Mind you, language features apply equally to all editions of VS, but I think it's fair to say my point stands...?

what about VS ultimate do you need? for most debugging purposes, their standard debugger is so good it makes xcode and android studio blush in shame.

neonspark said,
what about VS ultimate do you need? for most debugging purposes, their standard debugger is so good it makes xcode and android studio blush in shame.

For one, I remember watching some Channel 9 video a good while back of some of the more advanced profiling tools that are included with Ultimate only, that looked pretty sweet.

It's not necessarily that I have a specific need--it's one of those things you get by just fine without, but then would start using a lot if you had access to it, to the point where it changes the way you program.

neonspark said,

what about VS ultimate do you need? for most debugging purposes, their standard debugger is so good it makes xcode and android studio blush in shame.

Pfft it's nothing compared to what Ultimate has. Even John Carmack has said how good they are in Ultimate and you cant get higher praise than that.

unkle stu said,
I think C++ 11 is higher up than is given credit.. especially against the Windows Runtime where everything is ref new'd

Err, what? "ref new" is syntactic sugar over new/make + addref (or at worst, CoCreate/ActivateInstance, depending on the class). The compiled result is identical.

Also, that's C++/CX, not C++ 11.

unkle stu said,
I think C++ 11 is higher up than is given credit.. especially against the Windows Runtime where everything is ref new'd

I think the greater point they are trying to make is that there is no reason why we have to put up with c++ legacy syntax to achieve its benefits. Honestly I'm surprised it took them this long. I can't remember the number of times over the past decade I hadn't wished c# would break out of the .net runtime and just compile to native.

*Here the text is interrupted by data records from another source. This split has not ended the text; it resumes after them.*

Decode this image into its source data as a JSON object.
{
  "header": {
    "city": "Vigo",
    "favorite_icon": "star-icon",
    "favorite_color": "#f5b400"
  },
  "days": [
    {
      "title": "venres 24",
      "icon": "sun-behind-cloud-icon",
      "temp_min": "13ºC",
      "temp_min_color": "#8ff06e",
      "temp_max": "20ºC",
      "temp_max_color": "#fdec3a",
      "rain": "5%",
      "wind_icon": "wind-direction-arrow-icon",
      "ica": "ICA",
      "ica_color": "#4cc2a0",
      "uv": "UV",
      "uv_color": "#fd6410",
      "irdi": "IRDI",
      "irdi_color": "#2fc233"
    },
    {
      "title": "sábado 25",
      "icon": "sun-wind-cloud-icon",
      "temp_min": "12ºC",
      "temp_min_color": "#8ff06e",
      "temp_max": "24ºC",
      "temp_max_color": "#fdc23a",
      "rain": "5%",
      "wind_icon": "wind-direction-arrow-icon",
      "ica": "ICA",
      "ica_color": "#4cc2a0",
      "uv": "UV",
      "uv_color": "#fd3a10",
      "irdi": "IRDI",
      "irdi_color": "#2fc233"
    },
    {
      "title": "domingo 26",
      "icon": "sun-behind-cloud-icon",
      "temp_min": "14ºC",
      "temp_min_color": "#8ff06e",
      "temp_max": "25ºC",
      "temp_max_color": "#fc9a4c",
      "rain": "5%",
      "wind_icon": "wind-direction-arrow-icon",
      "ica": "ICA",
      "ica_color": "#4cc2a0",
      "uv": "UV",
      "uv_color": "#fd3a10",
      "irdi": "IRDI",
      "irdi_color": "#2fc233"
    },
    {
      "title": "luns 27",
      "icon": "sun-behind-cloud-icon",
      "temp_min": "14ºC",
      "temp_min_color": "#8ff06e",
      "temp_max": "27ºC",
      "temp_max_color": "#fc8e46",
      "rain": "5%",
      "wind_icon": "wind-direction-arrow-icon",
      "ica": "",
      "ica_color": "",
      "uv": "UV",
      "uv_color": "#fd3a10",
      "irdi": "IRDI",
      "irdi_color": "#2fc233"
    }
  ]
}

I'm ok giving up the GC given VS debugging tools and extensions make memory profiling extremely easy.

unkle stu said,
I was referring to smart pointers being baked in.. there's also std::shared_ptr etc

What does that have to do with performance? Smart pointers are template-based and thus expanded at compile time, and are easily inlined.

unkle stu said,
Nothing; I was talking about the other axis Safety/Productivity

Oh I guess I misread your post as suggesting that ref new made it a "higher level" / lower performance language. My mistake.

There's ways around that (Delimon.Win32.IO plus others) but yea.. that needs addressing already.. long overdue. Not that I've got anything against new features mind you.. I like that they keep building on it with new toys.